La réponse pourrait résider dans le fait que tout dépend du contexte économique. En effet, si
nous vivons dans une période d’abondance, et qu’il dit « ce qui est à moi, est à moi, et ce qui
est à toi, est à toi », il n’y a pas forcément de côté pervers à cela. Il ne veut pas profiter de son
prochain, et d’un autre côté, ce dernier n’a pas réellement besoin de lui. On peut donc
l’appeler « Beinoni ». Inversement, si nous nous trouvons dans une période d’indigence, et
que la personne qui a les moyens d’aider se refuse à faire la charité et réplique « ce qui est à
moi est à moi, et ce qui est à toi est à toi ». Une telle attitude de justice rigide, dénué de tout
amour du prochain dans un contexte comme celui-là témoigne, en fait, d’une cruauté
révoltante. C’est pourquoi il est qualifié d’avoir les qualités des gens de Sodome.
Pour le Midrash Chmouel, on peut cependant expliquer que ces deux interprétations (dire de
la personne qu’elle est « beinoni », ou qu’elle a les qualités des gens de Sodome) ne sont pas
tout à fait contradictoires, et cela, dans n’importe quel contexte économique. En fait, tout
dépend de l’intention qui anime celui qui parle. Effectivement, nos sages préconisent qu’il
faut essayer, avant d’accomplir un commandement positif, de réfléchir sur l’acte que l’on va
faire. Il est nécessaire de mettre de l’intention dans ce qui va être fait, et non pas simplement
agir de manière machinale. Dans le même ordre d’idée, nous voyons que les sages, du temps
du Talmud (Berakhot), discutaient sur le fait de savoir, si une Mitsva (commandement)

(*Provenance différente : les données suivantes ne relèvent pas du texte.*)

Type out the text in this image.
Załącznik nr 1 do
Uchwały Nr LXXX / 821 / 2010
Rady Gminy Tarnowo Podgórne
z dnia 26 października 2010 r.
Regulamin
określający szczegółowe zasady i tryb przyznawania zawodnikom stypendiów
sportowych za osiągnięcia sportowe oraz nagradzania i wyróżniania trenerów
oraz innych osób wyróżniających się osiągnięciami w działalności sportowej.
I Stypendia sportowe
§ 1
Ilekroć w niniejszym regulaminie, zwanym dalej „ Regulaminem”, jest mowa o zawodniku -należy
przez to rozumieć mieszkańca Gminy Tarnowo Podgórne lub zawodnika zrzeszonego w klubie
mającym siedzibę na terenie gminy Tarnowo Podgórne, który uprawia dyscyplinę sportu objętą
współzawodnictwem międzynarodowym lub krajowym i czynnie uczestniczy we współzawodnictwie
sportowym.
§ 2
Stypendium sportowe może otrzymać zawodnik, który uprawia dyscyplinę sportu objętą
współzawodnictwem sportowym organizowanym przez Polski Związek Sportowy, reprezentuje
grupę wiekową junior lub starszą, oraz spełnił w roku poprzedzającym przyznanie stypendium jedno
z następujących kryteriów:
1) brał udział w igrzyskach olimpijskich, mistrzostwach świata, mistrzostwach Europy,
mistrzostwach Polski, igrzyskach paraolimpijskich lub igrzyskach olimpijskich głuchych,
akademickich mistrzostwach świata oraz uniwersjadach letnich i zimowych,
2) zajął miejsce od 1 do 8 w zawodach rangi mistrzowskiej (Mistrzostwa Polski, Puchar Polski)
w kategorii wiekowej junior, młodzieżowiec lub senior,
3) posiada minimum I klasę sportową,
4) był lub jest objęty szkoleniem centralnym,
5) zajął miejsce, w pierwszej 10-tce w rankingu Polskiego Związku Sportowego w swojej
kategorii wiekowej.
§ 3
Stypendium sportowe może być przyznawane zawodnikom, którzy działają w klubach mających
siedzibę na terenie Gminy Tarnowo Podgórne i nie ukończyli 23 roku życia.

réalisée sans intention, était comptabilisée comme Mitsva à part entière ou non. L’intention
dans la vie d’un homme n’est vraisemblablement pas quelque chose d’anodin, loin de là. Il
faut s’efforcer, autant que possible, de songer à ce que nous allons accomplir avant de
l’effectuer.
Ainsi, dans notre Michna, on constate qu’une personne faisant le même acte peut, tantôt, être
considérée comme ayant la qualité dite « moyenne », et tantôt, comme agissant à la manière
des gens de Sodome. Tout dépend dans qu’elle état d’esprit elle parle.
ךלש ךלשו ,ךלש ילש --.דיסח ילשו ,ילש ךלש ילש--עשר
Le dernier type de comportement, celui du « mauvais », est diamétralement opposé au juste.
Le « mauvais », c’est celui qui représente le paroxysme de l’égoïsme. Non seulement il ne
veut pas donner ce qui lui appartient, mais en plus de cela, il se permet de demander, et de
faire sien, ce qui appartient aux autres. Le juste, quand à lui, c’est celui qui sait annuler sa
volonté devant les besoins des autres. Il est prêt à donner ce qui lui appartient. Bien entendu,
il n’est pas louable de donner tout ce qui nous appartient, car, aussitôt, on se retrouverait dans
une situation de dépendance financière. Or, il est écrit dans le Talmud (Baba Bathra 110A), il
vaut mieux avoir un travail même ingrat, plutôt que de vivre aux crochets des autres, c'est-à-
dire, qu’il faut tout faire pour ne pas être dépendant des autres. Donc, lorsque le juste dit « ce
qui est à moi et à toi », il ne renonce pas à la totalité de ses biens, pour ne pas se retrouver à
son tour dans une situation de dépendance d’autrui, mais seulement à une certaine partie.
Cette mesure est fixée par nos sages dans le Talmud (Ketouboth 3A). Ainsi, celui qui décide
de renoncer à ses biens, pour les donner aux plus nécessiteux, ne peut pas se démunir de plus
de 1/5 de ce qui lui appartient. Dans notre Michna, lorsque l’auteur appel la personne qui dit
« ce qui est à moi, et à toi » comme étant « juste », c’est que ce dernier respecte, sans nul
doute, le précepte établit par nos sages.